I’ve had this tumblr for years now, I’m not sure how long exactly, but over 5 years because I remember blogging at least my senior year. I made a new tumblr a couple of years ago with new interests and new friends, but I’ve recently logged back in on to this one and, wow, what a difference I’ve made in my life.
I was going through my personal tags and let me just tell you how much that felt surreal. I’m looking back and reading about high school and my first piercing (and only still lol) and seeing who I was friends with and I’ve had to stop myself from falling down a spiral of anxiety and self destruction.
I was so embarrassing back then lol.
Also, I was a jerk. I remember thinking and feeling things that I’m not proud of. Saying things to people that I cared about because they hurt me, or would say something and I’d freak out on them. Or I would carelessly joke about things that weren’t funny. I was friends with some people that I said shitty things about because I guess I thought it would make me cool to the right people. I’ve said a lot of fucked up things in my life to be honest.
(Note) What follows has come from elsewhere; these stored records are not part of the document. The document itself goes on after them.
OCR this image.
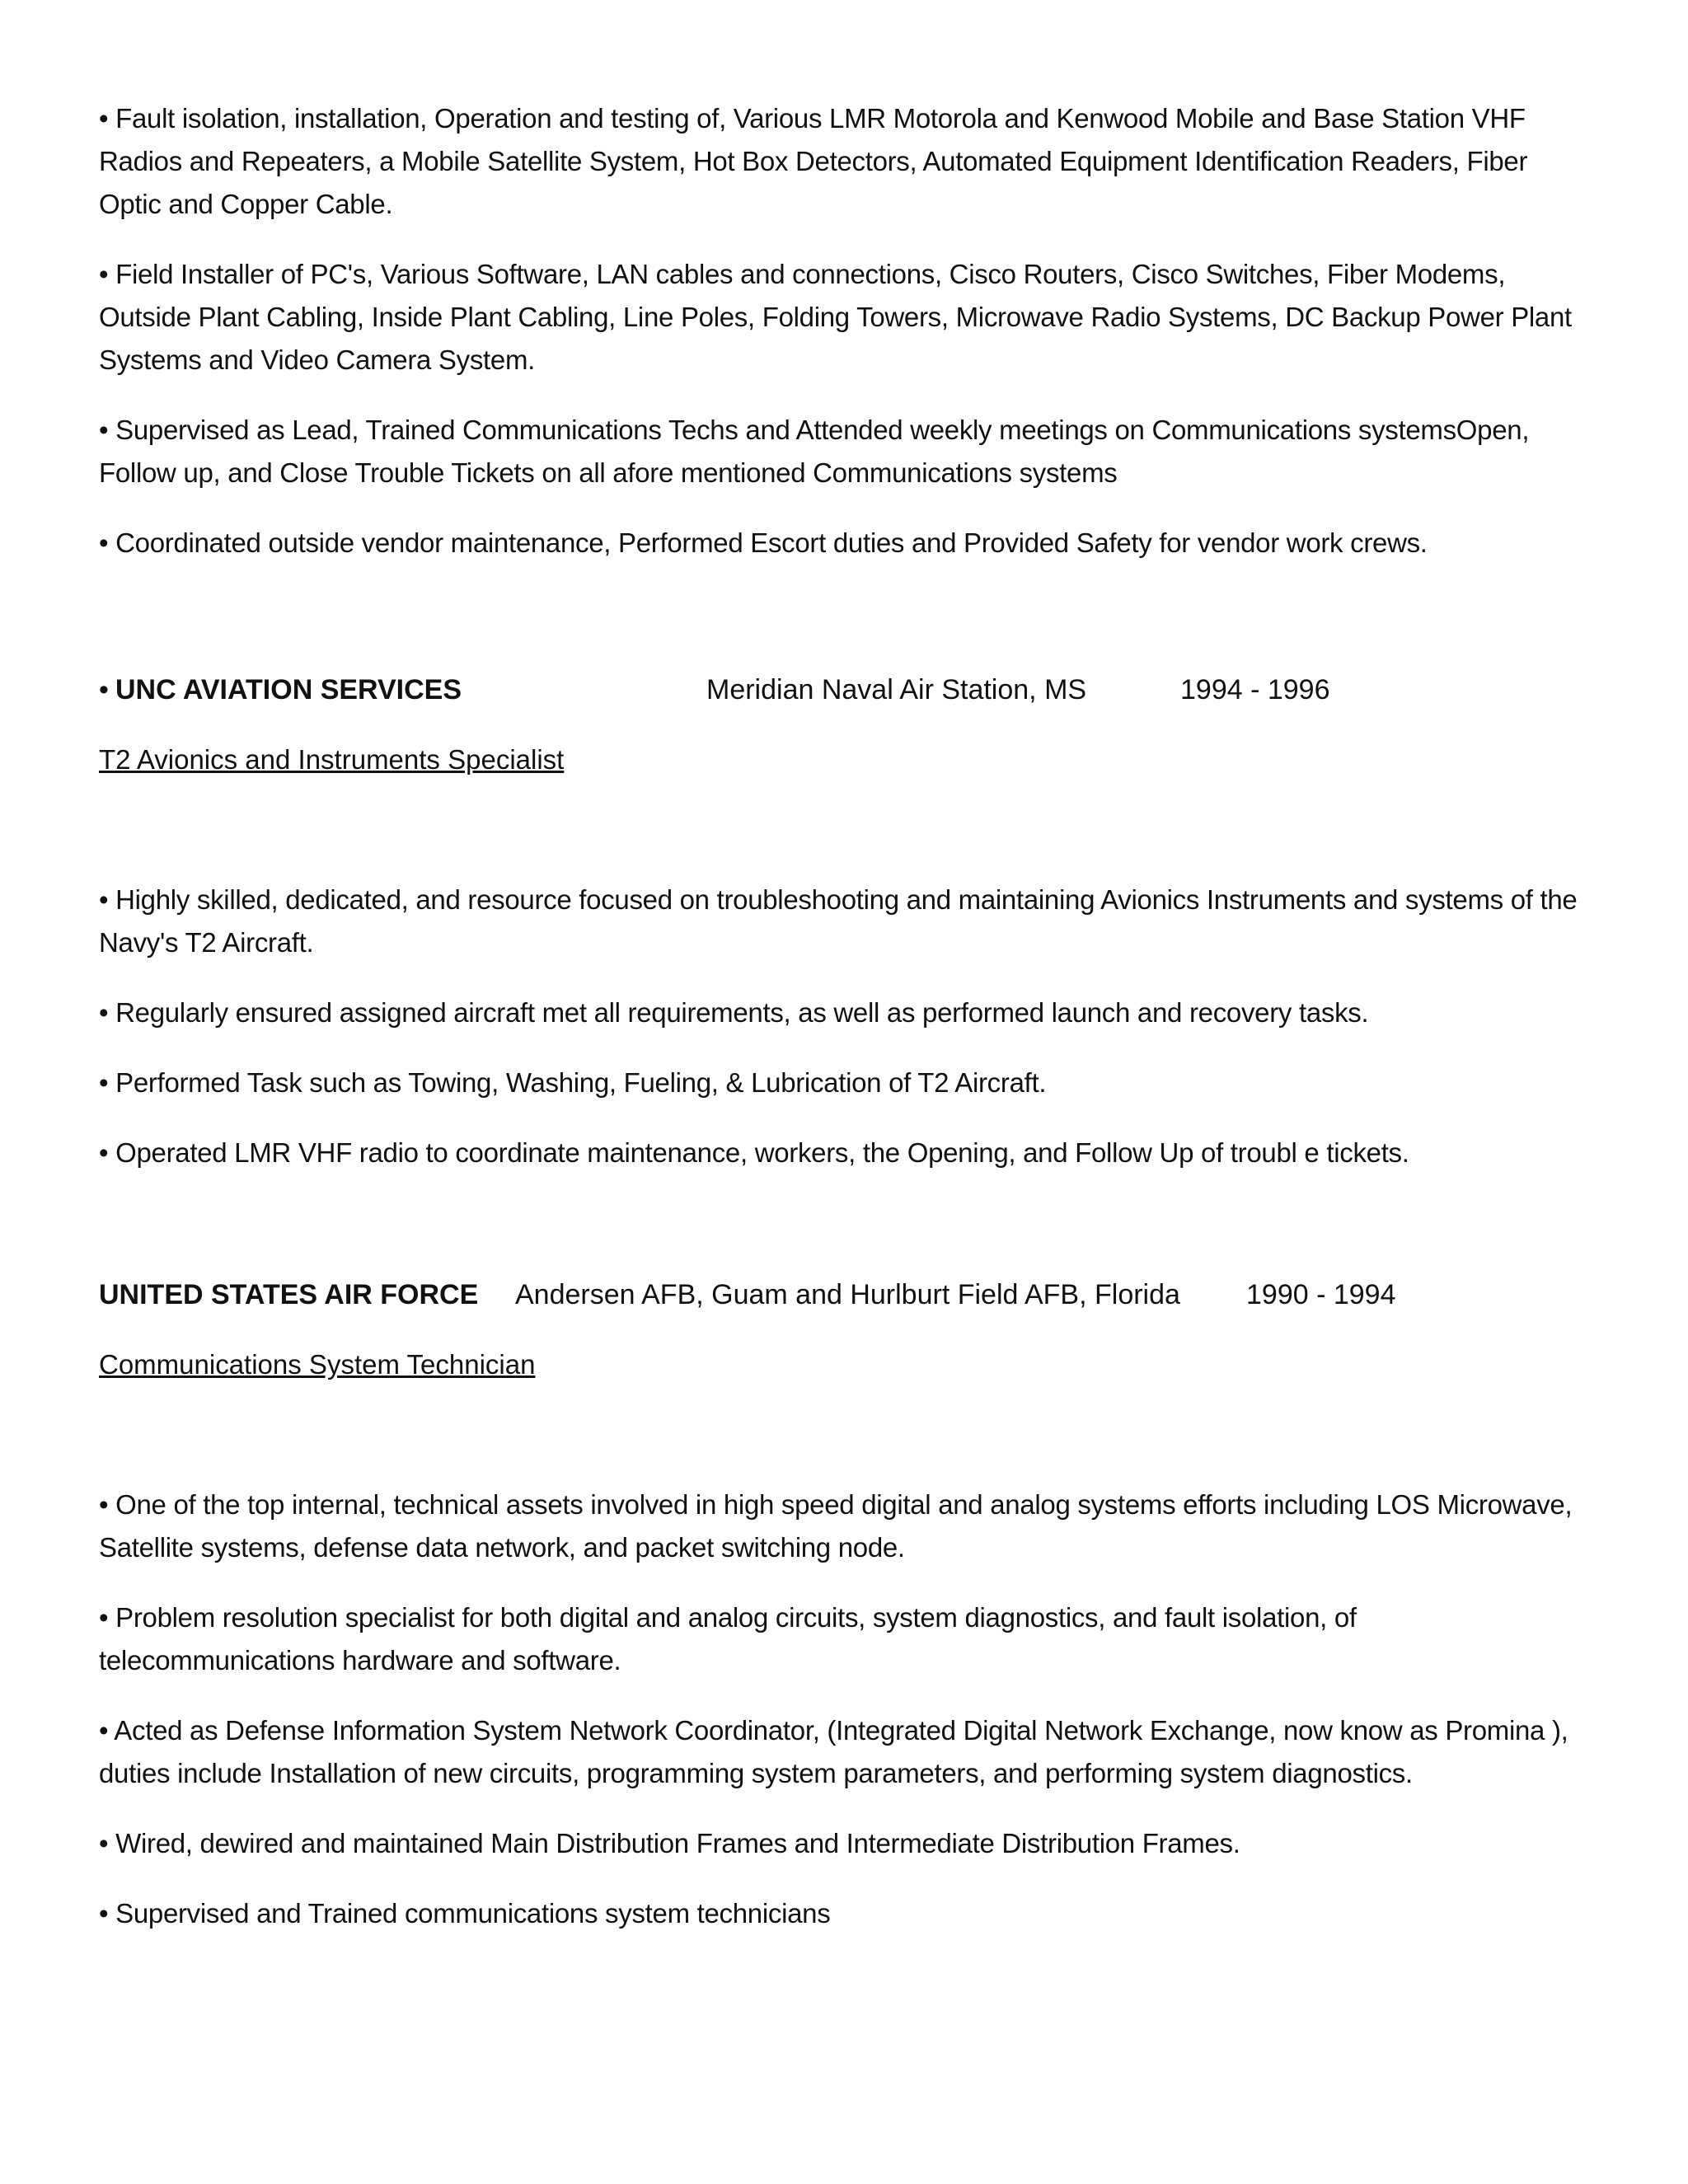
• Fault isolation, installation, Operation and testing of, Various LMR Motorola and Kenwood Mobile and Base Station VHF Radios and Repeaters, a Mobile Satellite System, Hot Box Detectors, Automated Equipment Identification Readers, Fiber Optic and Copper Cable.

• Field Installer of PC's, Various Software, LAN cables and connections, Cisco Routers, Cisco Switches, Fiber Modems, Outside Plant Cabling, Inside Plant Cabling, Line Poles, Folding Towers, Microwave Radio Systems, DC Backup Power Plant Systems and Video Camera System.

• Supervised as Lead, Trained Communications Techs and Attended weekly meetings on Communications systemsOpen, Follow up, and Close Trouble Tickets on all afore mentioned Communications systems

• Coordinated outside vendor maintenance, Performed Escort duties and Provided Safety for vendor work crews.

• UNC AVIATION SERVICES	Meridian Naval Air Station, MS	1994 - 1996
T2 Avionics and Instruments Specialist

• Highly skilled, dedicated, and resource focused on troubleshooting and maintaining Avionics Instruments and systems of the Navy's T2 Aircraft.

• Regularly ensured assigned aircraft met all requirements, as well as performed launch and recovery tasks.

• Performed Task such as Towing, Washing, Fueling, & Lubrication of T2 Aircraft.

• Operated LMR VHF radio to coordinate maintenance, workers, the Opening, and Follow Up of troubl e tickets.

UNITED STATES AIR FORCE Andersen AFB, Guam and Hurlburt Field AFB, Florida 1990 - 1994
Communications System Technician

• One of the top internal, technical assets involved in high speed digital and analog systems efforts including LOS Microwave, Satellite systems, defense data network, and packet switching node.

• Problem resolution specialist for both digital and analog circuits, system diagnostics, and fault isolation, of telecommunications hardware and software.

• Acted as Defense Information System Network Coordinator, (Integrated Digital Network Exchange, now know as Promina ), duties include Installation of new circuits, programming system parameters, and performing system diagnostics.

• Wired, dewired and maintained Main Distribution Frames and Intermediate Distribution Frames.

• Supervised and Trained communications system technicians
What I have to remember was that I was a teenager. A literal child. Not that I’m saying I’m super mature now, but I’ve grown as a person and I think I’m better for it.
I guess I wanna say I’m sorry to the people I’ve hurt, even though I don’t think they’ll never see this, and that I’m sorry.
One thing I’ve learned is that to be sincere I have to let go of all past hurts and realize that while the other person may have been shitty, how I’ve reacted is all on me.
To the person who hurt me the most and I’ve hurt the most, I’m sorry.
How things ended was awful. I’ve thought a lot about it in the past years and I’ve realized that I am truly sorry for how I handled things. I can’t forget some of the things that happened. I can’t forget how you made my anxiety and depression worse with what seemed like little care on your part. I won’t forget how I felt when I couldn’t make my own friends for fear you would have a break down. I won’t forget how you expected me to be there for you 100 without feeling like I had the support I needed as well.
I don’t expect you to forget how you felt when I wasn’t being more understanding of your mental health issues. I don’t expect you to forget how I was emotionally needy as well, but refused to talk about it. I don’t expect you to forget all of my flaws.
The last thing I’ll say about this is that I am sorry for how everything ended. I wished we talked more about our problems. I’m not blaming you for kicking me out, but I wish I could have stayed or tried harder to fix someone our issues.
I hope you’re happy now. I don’t know what happened to you because you blocked me and no one posts anything about you. I hope that’s a good thing. I hope you got the help you deserved. I hope you went on to finish that degree and are now doing the thing you loved.
Looking back I can tell we just weren’t good for each other, but it was a great learning experience, and I wouldn’t trade our happy moments for anything and I hope one day you can feel the same.
I want to end the post by saying that I’m a better person now, I feel. I’ve let go of a lot of anger and resentment from my childhood and try to focus on the positive things now.
Yes, I’m still a mess and a lot of shit to figure out. That’s just part of being human though isn’t it?